Os corpos se comprimiam e as mãos tateavam, ávidas, cada porção de pele. A princesa tentava sem muito sucesso abrir os botões do vestido nas costas da duquesa.

— Merda! E ainda me perguntam por que odeio vestidos! – Exclamou Cécis, impaciente. 

Fira riu, conduzindo a princesa em direção a cama. Jogou-se sobre o colchão, fazendo Cécis cair sobre ela. Pegou a mão da princesa, mostrando o caminho por baixo do vestido, alojando-a entre as coxas. 

— Aqui! 

Cécis moveu os dedos para afastar a roupa íntima e sentiu o calor do sexo de Fira em contato com a mão. A duquesa tinha a intimidade molhada, fazendo a princesa sentir uma contração aguda no ventre.

— Isss… Que delícia, Fira! 

Penetrou-a sem sutileza. Fira gemeu desmedida. Sentia os dedos da princesa mexerem dentro dela, num compasso perfeito e delicioso. Fechou os olhos percebendo a pele arrepiar pelos beijos que eram depositados em seu pescoço, sensualmente. A boca quente e a língua experiente da princesa, faziam a duquesa maldizer o vestido que ainda cobria o corpo. Queria a boca de Cécis engolindo seus seios e apagando o fogo que a queimava.

— Ah, Fira! Estava louca para te sentir de novo… Goza para mim, vai…

A princesa atormentava-a com as palavras e as ações. Esfregava o corpo de encontro ao dela, enquanto penetrava cadenciada, no ritmo do movimento dos quadris de Fira. O líquido viscoso escorria pelos dedos de Cécis na medida que a excitação da duquesa alcançava escalas absurdas e ela não suportou. Quando o orgasmo chegou, levou a mão até a boca para que o grito não saísse alto. 

Antes mesmo de relaxar, viu que Cécis se levantava e tirava a calça. Se deitou, encostando-se no travesseiro e puxou Fira pela mão pedindo:

— Vem! Eu tô desesperada, Fira. Preciso da sua boca em mim.

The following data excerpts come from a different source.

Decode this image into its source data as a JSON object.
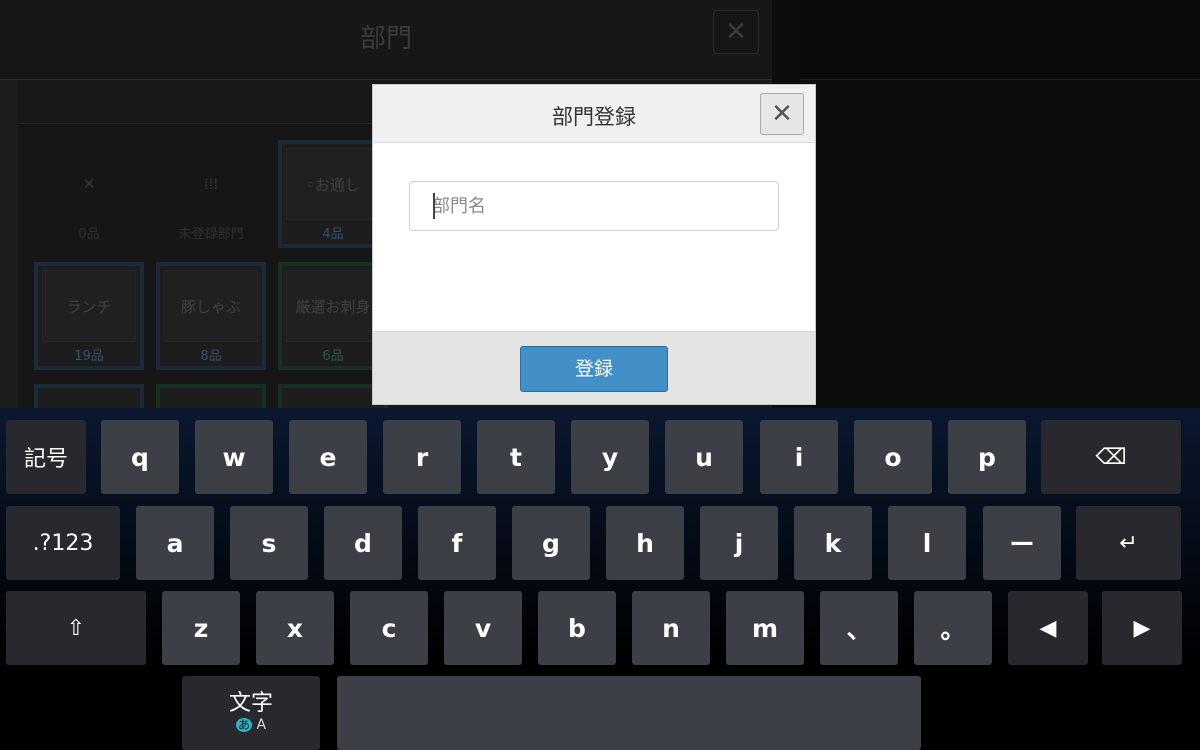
{
  "background": {
    "title": "部門",
    "close_glyph": "✕",
    "tiles": [
      {
        "label": "✕",
        "count": "0品",
        "style": "plain"
      },
      {
        "label": "⁞⁞⁞",
        "count": "未登録部門",
        "style": "plain"
      },
      {
        "label": "◦お通し",
        "count": "4品",
        "style": "blue"
      },
      {
        "label": "ランチ",
        "count": "19品",
        "style": "blue"
      },
      {
        "label": "豚しゃぶ",
        "count": "8品",
        "style": "blue"
      },
      {
        "label": "厳選お刺身",
        "count": "6品",
        "style": "green"
      }
    ]
  },
  "modal": {
    "title": "部門登録",
    "close_glyph": "✕",
    "name_input": {
      "value": "",
      "placeholder": "部門名"
    },
    "register_label": "登録"
  },
  "keyboard": {
    "row1": [
      "記号",
      "q",
      "w",
      "e",
      "r",
      "t",
      "y",
      "u",
      "i",
      "o",
      "p",
      "⌫"
    ],
    "row2": [
      ".?123",
      "a",
      "s",
      "d",
      "f",
      "g",
      "h",
      "j",
      "k",
      "l",
      "ー",
      "↵"
    ],
    "row3": [
      "⇧",
      "z",
      "x",
      "c",
      "v",
      "b",
      "n",
      "m",
      "、",
      "。",
      "◀",
      "▶"
    ],
    "mode_key": {
      "label": "文字",
      "sub_kana": "あ",
      "sub_latin": "A"
    },
    "space_label": ""
  }
}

Afastou as coxas, mostrando a intimidade úmida de frente para Fira. A Grã-duquesa olhou a princesa, oferecendo-se despudoradamente e um novo espasmo tomou o corpo da nobre pela excitação. A razão já havia abandonado os pensamentos de Fira, desde que sentira a princesa lhe tomar com voracidade.

 Não questionou. Queria sentir o gosto de Cécis. Segurou os quadris da princesa e puxou-os em direção a boca, abarcando o sexo da princesa, rudemente.  Deslizou a língua entre as dobras e sugou o clitóris, sentindo que crescia entre os lábios com as carícias da língua.

Cécis agarrou os cabelos castanhos e fartos, empurrando mais a boca na intimidade latejante. O sangue pulsava através do corpo que fervia de desejo. No momento em que Fira empurrou, mais uma vez, a ponta da língua enrijecida de encontro ao clitóris, Cécis desabou, derramando seu orgasmo. A duquesa se deleitou com o gosto que não saia de sua mente. Era como se mais ninguém tivesse aquele sabor. Só a princesa lhe dava o que o corpo dela pedia.

Deitou ao lado da princesa e ainda arfava pelo próprio orgasmo e pelo gozo que proporcionou à Cécis. O calor a sufocava e ela mesma odiou aquele vestido. Riu diante da constatação.

— O que foi? – Perguntou Cécis sem entender. 

Fira elevou o dorso, sentando-se de costas para Cécis e pediu:

— Desabotoa esta porcaria que está me sufocando e me irritando!

A princesa gargalhou e se dispôs a abrir os inúmeros botões que fechavam a veste de Fira nas costas.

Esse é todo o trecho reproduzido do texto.